Table 3.6. Common hot keys in more

Key	Action
h	Show key commands
Space bar	Forward one page
Enter/Return	Forward one line
b	Back one page
/	Search

Man pages include a number of standard sections, such as SYNOPSIS, DESCRIPTION, and SEE ALSO, which helps you identify other commands that might be of use.

Man pages do not always make good tutorials. Sometimes they contain too much detail, and they are often not well-written for novice users. If you're learning a new command for the first time, you might want to consult a Unix book or the WEB. The man pages will provide the most detailed and complete reference information on most commands, however.

The apropos command is used to search the man page headings for a given topic. It is equivalent to man -k. For example, to find out what man pages exist regarding Fortran, we might try the following:

shell-prompt: apropos sine
FreeBSD moray.acadix  bacon ~ 1002: apropos sine
acos, acosf, acosl(3) - arc cosine functions
acosh, acoshf, acoshl(3) - inverse hyperbolic cosine functions
asin, asinf, asinl(3) - arc sine functions
asinh, asinhf, asinhl(3) - inverse hyperbolic sine functions
cos, cosf, cosl(3) - cosine functions
cosh, coshf, coshl(3) - hyperbolic cosine functions
cospi, cospif, cospil(3) - half-cycle cosine functions
Role::Tiny(3) - Roles: a nouvelle cuisine portion size slice of Moose
sin, sinf, sinl, sincosl(3) - sine functions
sincos, sincosf, sincosl(3) - sine and cosine functions
sinh, sinhf, sinhl(3) - hyperbolic sine function
sinpi, sinpif, sinpil(3) - half-cycle sine functions

shell-prompt: man -k sine

The whatis is similar to apropos in that it lists short descriptions of commands. However, whatis only lists those commands with the search string in their name or short description, whereas apropos attempts to list everything related to the string.

shell-prompt: whatis sin
sin, sinf, sinl, sincosl(3) - sine functions

The info command is an alternative to man that uses a non-graphical hypertext system instead of flat files. This allows the user to navigate extensive documentation more efficiently. The info command has a fairly high learning curve, but it is very powerful, and is often the best option for documentation on a given topic. Some open source software ships documentation in info format and provides a man page (converted from the info files) that actually has less information in it.

shell-prompt: info gcc

Example 3.15. Practice Break

Find out how to display a '/' after each directory name and a '*' after each executable file when running ls.
Use apropos to find out what Unix commands to use with bzip files.

Some Useful Unix Commands

Most Unix commands have short names which are abbreviations or acronyms for what they do. ( pwd = print working directory, cd = change directory, ls = list, ... ) Unix was originally designed for people with good memories and poor typing skills. Some of the most commonly used Unix commands are described below.

Note

This section is meant to serve as a quick reference, and to inform new readers about which commands they should learn. There is much more to know about these commands than we can cover here. For full details about any of the commands described here, consult the man pages, info pages, or the WEB.
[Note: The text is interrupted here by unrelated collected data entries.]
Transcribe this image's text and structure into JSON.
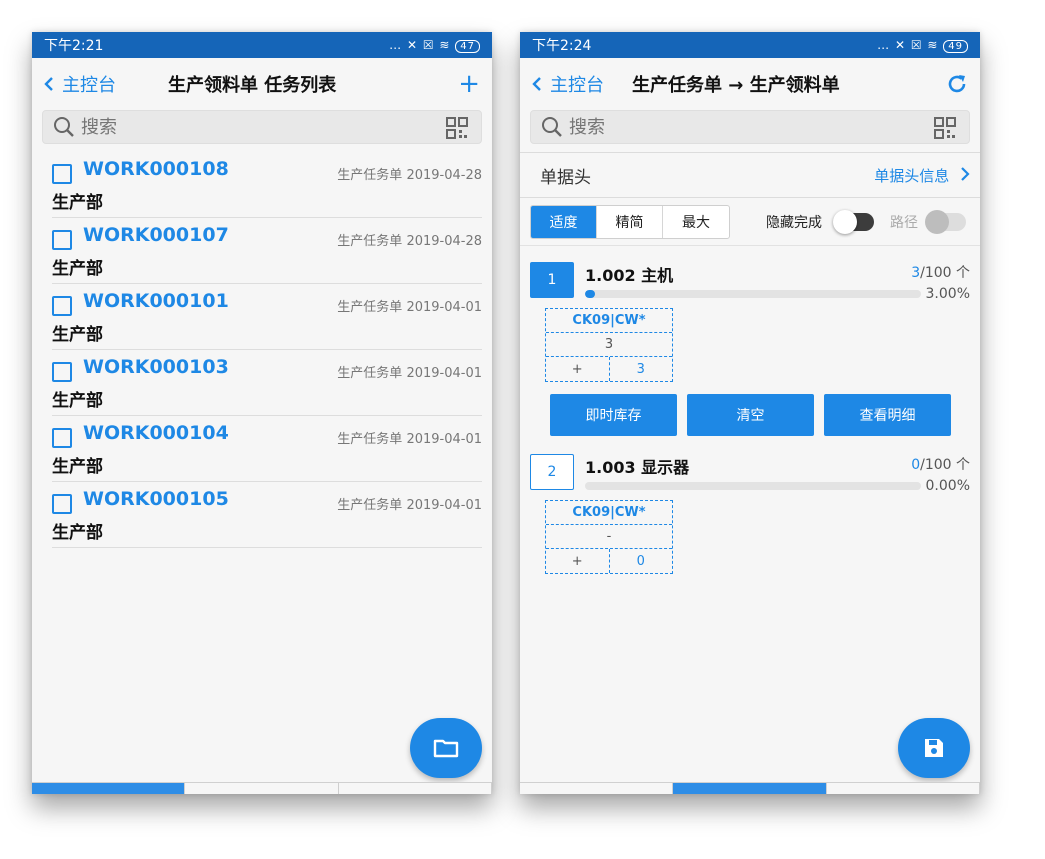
{
  "left": {
    "status": {
      "time": "下午2:21",
      "battery": "47"
    },
    "nav": {
      "back_label": "主控台",
      "title": "生产领料单 任务列表",
      "action": "+"
    },
    "search": {
      "placeholder": "搜索"
    },
    "items": [
      {
        "code": "WORK000108",
        "type": "生产任务单",
        "date": "2019-04-28",
        "dept": "生产部"
      },
      {
        "code": "WORK000107",
        "type": "生产任务单",
        "date": "2019-04-28",
        "dept": "生产部"
      },
      {
        "code": "WORK000101",
        "type": "生产任务单",
        "date": "2019-04-01",
        "dept": "生产部"
      },
      {
        "code": "WORK000103",
        "type": "生产任务单",
        "date": "2019-04-01",
        "dept": "生产部"
      },
      {
        "code": "WORK000104",
        "type": "生产任务单",
        "date": "2019-04-01",
        "dept": "生产部"
      },
      {
        "code": "WORK000105",
        "type": "生产任务单",
        "date": "2019-04-01",
        "dept": "生产部"
      }
    ]
  },
  "right": {
    "status": {
      "time": "下午2:24",
      "battery": "49"
    },
    "nav": {
      "back_label": "主控台",
      "title": "生产任务单 → 生产领料单"
    },
    "search": {
      "placeholder": "搜索"
    },
    "header_section": {
      "label": "单据头",
      "link": "单据头信息"
    },
    "segments": [
      "适度",
      "精简",
      "最大"
    ],
    "toggles": {
      "hide_done": "隐藏完成",
      "path": "路径"
    },
    "materials": [
      {
        "index": "1",
        "name": "1.002 主机",
        "qty_done": "3",
        "qty_total": "/100 个",
        "progress": 0.03,
        "percent": "3.00%",
        "location": "CK09|CW*",
        "loc_qty": "3",
        "plus": "+",
        "input_val": "3"
      },
      {
        "index": "2",
        "name": "1.003 显示器",
        "qty_done": "0",
        "qty_total": "/100 个",
        "progress": 0.0,
        "percent": "0.00%",
        "location": "CK09|CW*",
        "loc_qty": "-",
        "plus": "+",
        "input_val": "0"
      }
    ],
    "buttons": {
      "stock": "即时库存",
      "clear": "清空",
      "detail": "查看明细"
    }
  },
  "colors": {
    "accent": "#1e88e5",
    "status_bar": "#1565b8"
  }
}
This section uses the same notation conventions as the Unix man pages:

Optional arguments are shown inside [].
The 'or' symbol (|) between two items means one or the other.
An ellipses (...) means optionally more of the same.
"file" means a filename is required and a directory name is not allowed. "directory" means a directory name is required, and a filename is not allowed. "path" means either a filename or directory name is acceptable.

File and Directory Management

Note

Run these commands in the exact order presented. Some depend on successful completion of previous commands.

ls lists files in CWD or a specified file or directory.

shell-prompt: ls [path ...]

shell-prompt: ls           # List CWD
shell-prompt: ls /etc      # List /etc directory

mkdir creates one or more directories.

shell-prompt: mkdir [-p] path name [path name ...]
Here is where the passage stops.